Rising prices put utilities at risk, analyst says
Greenwire (August 16, 2004)

 

Conditions for rising coal prices are creating risk among coal-burning utilities as an unexpected surge in demand has led to delivery bottlenecks and dwindling stockpiles at a growing number of power plants, states a new analysis by the credit rating agency Standard & Poors.

The report, "Rising Coal Prices May Threaten U.S. Utility Credit Profiles," says anticipated increases in coal prices, whose spot levels have doubled in the past 18 months, could leave certain utilities short of fuel supplies, particularly those that adhere to fixed or capped generation prices, have soon-to-expire coal supply contracts, or have no automatic means of recovering fuel costs from consumers.

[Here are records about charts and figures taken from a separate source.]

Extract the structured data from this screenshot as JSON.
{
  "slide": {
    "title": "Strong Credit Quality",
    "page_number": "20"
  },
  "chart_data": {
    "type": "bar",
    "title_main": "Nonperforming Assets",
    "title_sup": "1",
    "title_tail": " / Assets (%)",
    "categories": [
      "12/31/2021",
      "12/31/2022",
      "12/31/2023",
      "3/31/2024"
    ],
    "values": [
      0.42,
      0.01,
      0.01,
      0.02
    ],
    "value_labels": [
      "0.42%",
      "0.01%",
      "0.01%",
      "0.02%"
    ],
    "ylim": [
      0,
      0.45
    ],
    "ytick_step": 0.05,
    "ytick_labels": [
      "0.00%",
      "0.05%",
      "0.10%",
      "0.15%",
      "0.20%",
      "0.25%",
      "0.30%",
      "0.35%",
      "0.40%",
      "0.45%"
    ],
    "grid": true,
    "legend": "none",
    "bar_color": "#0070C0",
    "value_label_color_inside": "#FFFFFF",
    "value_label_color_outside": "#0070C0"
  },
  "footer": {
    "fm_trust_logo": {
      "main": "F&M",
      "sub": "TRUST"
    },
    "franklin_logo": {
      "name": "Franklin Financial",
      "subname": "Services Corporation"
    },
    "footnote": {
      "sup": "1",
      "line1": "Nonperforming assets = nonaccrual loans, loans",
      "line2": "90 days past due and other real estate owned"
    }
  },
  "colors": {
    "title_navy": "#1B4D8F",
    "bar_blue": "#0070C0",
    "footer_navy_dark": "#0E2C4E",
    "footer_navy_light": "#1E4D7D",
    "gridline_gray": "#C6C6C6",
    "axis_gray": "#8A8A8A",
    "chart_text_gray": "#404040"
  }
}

Among the utilities at risk, says author Aneesh Prabhu, are MidAmerican Energy Co., Virginia Electric & Power Co., and PPL Energy Supply, all of which have agreed to serve native load customers through the end of the decade at fixed prices. Duke Power and certain Southern Co. affiliates also may feel the pinch due to partial or full fuel-cost adjustments. Similarly, Massachusetts Electric Co. and Boston Edison Co. may be exposed to risk because power costs that are not covered in rates may be deferred for recovery over 12 months, which introduces some regulatory lag time into the process, Prabhu says.

Coal prices are rising for a variety of reasons. But chief among them is that the coal industry did not anticipate demand growth in 2004, when more normal weather, a stronger economy and rising demand for coal-fired electricity because of high natural gas prices caught the industry flat-footed. In addition to the coal industry itself, railroads -- which carry the bulk of the nation's coal -- also had not prepared for a surge in shipping demand, resulting in a slower delivery to markets.

The planning and rail capacity problems means utilities cannot adjust for historically low coal inventories, particularly along the East Coast corridor where CSX Corp. delivers much of the region's coal by rail, Prabhu says. Demand for all rail-transported commodities has risen substantially, causing congestion delays and scheduling issues both on CSX and the Union Pacific lines, which operate in the West. Problems for CSX, which anticipated coal traffic growth of 1.8 percent in 2003 and 2004 when the actual growth was 5.6 percent, have been exacerbated by severe weather.

"It will probably take them into 2005 to take care of those issues," Prabhu said in an interview, though CSX already is taking steps to accommodate utilities by scheduling deliveries based on whose coal needs are more urgent.

Other problems center on the mining industry, where thinning coal seams and underground mine fires in 2003 contributed to a decline in Appalachian coal production.

On the generation side, Prahbu reports that coal-fired capacity, at 1.6 percent growth year-on-year, is outpacing coal production, leasing to record-low utility coal inventories by the end of this year. Some utilities, including American Electric Power, PPL Energy Supply, Virginia Electric and the Tennessee Valley Authority, all report little more than one month of coal inventories on hand.

Prabhu noted that northern Appalachian mines "are not responding to demands for increased production." Though the mines have plentiful reserves, "property and environmental lawsuits and uncertainty regarding future emissions rules have caused few new mines to be developed." And estimates are that expected coal price increases reflect a flattening of mining productivity improvements that occurred over the past 20 years.

Also, Prabhu said, bankruptcies continue to dampen production as several producers and a few consumers are operating under Chapter 11 bankruptcies. "Thus, there are fewer marginal layers available to jump into operation when prices increase," he said.

The degree to which the industry can respond to these problems, Prabhu said, will determine whether these will become long-term challenges to coal generation. He notes that most commodity price forecasters believe resolution of these issues could reduce spot prices in the short to medium term. Yet as utilities already have begun entering longer-term contracts at the $40 per ton level, that is a good indication that "some market participants believe contractual terms may not fall," he said.

Coal remains an abundant commodity in the United States, and prices could fall rapidly once the industry sorts through its various challenges, Prabhu said. "The coal is there," he said. "The issue is more about permitting and environmental issues, and legacy lawsuits."

Whether the coal supply-demand dynamics intensify depends on how soon the coal mining industry can sort through its structural problems, according to the report. "The situation merits close monitoring," the report states. "In the interim, expect volatility in coal prices."